The equivalent in futures of those interbank levels are about 0.007050 to 0.007025 in the June yen contract and about 0.5500 in June marks, she said.
June yen closed at 0.007191 on Tuesday while June marks finished the day at 0.5602.
Mills said, however, that “the chances of them (Reagan and Nakasone) coming up with something new are limited.” One possibility might be a Japanese discount rate cut, but “they probably won’t do that unless we raise our discount rate.”
Recent firmness in the federal funds rate and the Federal Reserve’s slowness in adding reserves to the banking system has heightened sentiment that the money-policy making body has already tightened credit and a discount rate hike is possible, analysts said.
Recent weakness in currencies and strength in the dollar has been more the result of nervous shortcovering ahead of the meeting rather than reaction to the White House statement Monday supporting a stable dollar, said Harris bank currency analyst Earl Johnson.
Traders “are worried about the outcome of the talks between Reagan and Nakasone,” and as the talks are late in the week, the market may not get a chance to react to any developments until Monday, Johnson said.
Until then, Johnson expects the dollar to remain in a broad range between 1.77 and 1.85 marks and 137 to 140.50 yen.
Chicago Corp analyst John Bilson, however, expects a rally in the European currencies over the near-term, while the yen, at this point is overbought.
“The Japanese are moving away from the U.S. market,” and investment funds formerly directed to the U.S. are likely to flow into Europe, Bilson said.
The chief beneficiary of such a flow of funds will be sterling, Bilson said.

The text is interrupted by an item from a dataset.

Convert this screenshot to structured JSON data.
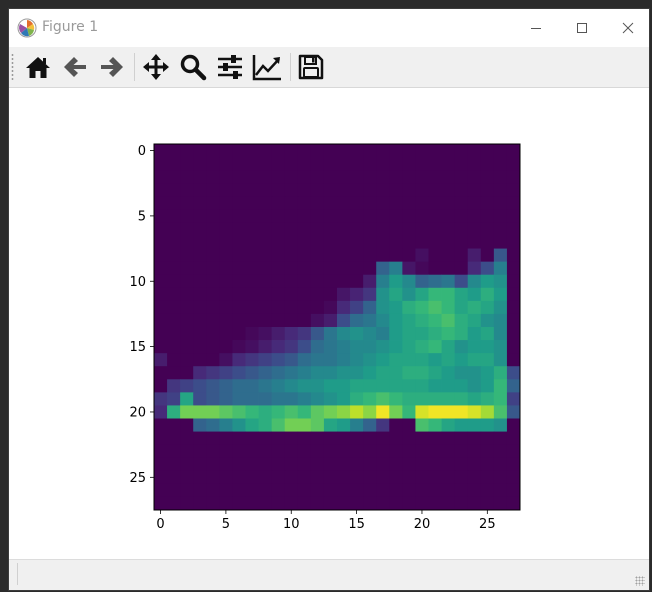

“Sterling rates are about four pct above Japanese rates, despite the half point rate cut,” Bilson said. Major U.K. banks lowered their base lending rates today to 9.5 pct.
In addition to a favorable interest rate spread which should attract funds, Bilson said the firm oil market and the strong political situation of Prime Minister Thatcher also make British investments attractive.
Passage of the trade bill, which includes an amendment by Missouri Democrat Richard Gephardt that would force a 10 pct annual cut in imports from countries with an excessive trade surplus with the U.S. if they fail to remove unfair trade barriers to the U.S. after six months of negatiations, would likely pressure the yen, Bilson said.
Bilson, however, said the legislation is unlikely to pass, but that Nakasone is likely to bring a promise to open Japanese markets to U.S. goods and back it up with government contracts with U.S. manufacturers.